On that Saturday, the room I sat in was filled with about a hundred people, some strangers, some friends. The man who spoke was middle-aged, and his presentation seemed ever-lasting. I sat in my chair as a prisoner of my own thoughts, thinking of every memory I had with my four-legged friend. An abrupt vibration of my phone disturbed my trance, and I began to peel the object out from beneath my thigh. The phone was heavy in my hand, and my eyes began to wander down to the luminescent screen. My heart sank in my chest as my mother confirmed the news in a brief text. I slowly returned my cell to its designated spot; I had never felt so alone in a room full of people. The color in my face had disappeared and I tried my hardest to focus on the middle-aged man with the everlasting presentation. Salty tears trailed down my cheeks slowly, but consistently, as I thought about our last goodbye. 

That Sunday upon my return from Grand Rapids, the house I entered didn’t feel like home. It didn’t smell like Maggie, but instead like febreeze and sorrow. When I glanced into the sun room, she wasn’t passed out on the couch taking a nap, it all felt awkward. After observing my surroundings a few seconds more, I noticed the changes. The big black cage had vanished with the help of my parents. The scattered rawhides that hadn’t been touched for months had finally been collected and thrown into the disposal. The dog bed that was barely ever used had been packed away and stored in the musty downstairs closet. The only trace of Maggie left in our empty home was a displayed photo of our girl posing in a sea of vibrant green grass on the front mantle. I wondered if my parents cried while they had loaded her belongings into these discrete hiding spots. I wondered if they thought that it would be easier to heal this way. 

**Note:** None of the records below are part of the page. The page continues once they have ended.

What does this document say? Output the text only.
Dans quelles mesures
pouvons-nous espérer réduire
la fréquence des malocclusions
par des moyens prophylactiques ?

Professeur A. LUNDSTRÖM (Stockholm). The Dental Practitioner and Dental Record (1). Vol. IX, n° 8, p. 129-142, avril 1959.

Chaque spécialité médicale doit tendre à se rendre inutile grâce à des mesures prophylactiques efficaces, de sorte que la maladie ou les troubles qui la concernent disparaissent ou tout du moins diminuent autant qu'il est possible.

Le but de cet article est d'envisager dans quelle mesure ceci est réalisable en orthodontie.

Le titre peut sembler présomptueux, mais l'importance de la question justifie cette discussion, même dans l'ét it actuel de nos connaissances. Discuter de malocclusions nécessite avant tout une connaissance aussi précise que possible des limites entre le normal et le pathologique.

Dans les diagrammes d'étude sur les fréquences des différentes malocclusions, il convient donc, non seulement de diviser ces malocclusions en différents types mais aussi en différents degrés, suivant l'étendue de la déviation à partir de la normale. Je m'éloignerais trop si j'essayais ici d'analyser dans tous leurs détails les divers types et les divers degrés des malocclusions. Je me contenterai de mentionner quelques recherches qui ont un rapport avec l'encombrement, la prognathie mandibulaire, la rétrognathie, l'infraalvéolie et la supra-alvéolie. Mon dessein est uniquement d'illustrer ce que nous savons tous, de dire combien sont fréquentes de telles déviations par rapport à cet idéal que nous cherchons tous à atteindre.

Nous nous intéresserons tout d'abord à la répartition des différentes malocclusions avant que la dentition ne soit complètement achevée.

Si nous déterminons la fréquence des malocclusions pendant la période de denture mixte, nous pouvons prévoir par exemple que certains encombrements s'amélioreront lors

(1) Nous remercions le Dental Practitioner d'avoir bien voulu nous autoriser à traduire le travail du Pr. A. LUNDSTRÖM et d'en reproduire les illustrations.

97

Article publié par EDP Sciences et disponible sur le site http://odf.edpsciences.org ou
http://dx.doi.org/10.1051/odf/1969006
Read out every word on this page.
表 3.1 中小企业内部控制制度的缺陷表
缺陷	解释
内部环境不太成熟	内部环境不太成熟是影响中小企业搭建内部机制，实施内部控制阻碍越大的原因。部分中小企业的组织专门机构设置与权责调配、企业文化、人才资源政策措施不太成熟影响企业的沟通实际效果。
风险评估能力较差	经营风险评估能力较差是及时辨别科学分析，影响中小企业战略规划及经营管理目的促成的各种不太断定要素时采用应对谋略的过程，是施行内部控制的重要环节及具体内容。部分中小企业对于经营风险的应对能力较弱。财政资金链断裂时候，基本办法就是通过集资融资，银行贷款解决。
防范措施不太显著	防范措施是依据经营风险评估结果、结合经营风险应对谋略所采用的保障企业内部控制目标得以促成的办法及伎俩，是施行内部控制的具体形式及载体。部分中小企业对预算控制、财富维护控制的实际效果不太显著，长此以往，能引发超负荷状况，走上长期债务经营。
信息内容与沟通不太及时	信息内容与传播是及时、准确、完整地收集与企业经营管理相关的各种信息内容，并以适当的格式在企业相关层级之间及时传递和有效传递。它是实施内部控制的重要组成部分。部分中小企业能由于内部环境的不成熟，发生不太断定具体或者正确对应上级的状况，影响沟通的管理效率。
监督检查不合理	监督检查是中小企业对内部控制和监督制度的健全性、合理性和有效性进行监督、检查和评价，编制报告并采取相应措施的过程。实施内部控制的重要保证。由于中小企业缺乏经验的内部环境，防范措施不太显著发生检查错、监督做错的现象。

This memoir isn’t about me, it’s about that dog, and how much of an impact she made on me in the years we were able to share. They say that you don’t choose the dog, the dog chooses you; and Maggie gives me full faith in this statement. There were many things that she taught me growing up, but the most valuable of them all was the beauty in simplicity. Maggie lived for the little things in life: family, food, and naps. With these three essentials, she lived happily for 14 years, despite the many inconveniences she faced. Maggie fought through hundreds of vet visits, daily pills (which she despised), and a couple of tough surgeries. Her ascension to heaven has reminded me to live like Maggie a little more, and enjoy life while I’m living it. Not a day passes where I don’t miss the silly growl she would make as she scratched her back on the rug, or the way she would squeal “BONE!” when you held one in front of her face. That is why I carry her tags. The metal scratching together holds millions of memories, and it is how I can remember my baby girl. Maggie was not just a dog, Maggie was my childhood. 


The author's comments:

I am a 15 year old junior at Bedford High School and I wrote this piece about my lovely dog that passed in March. This story is very personal to me and I did my best to introduce you to Maggie.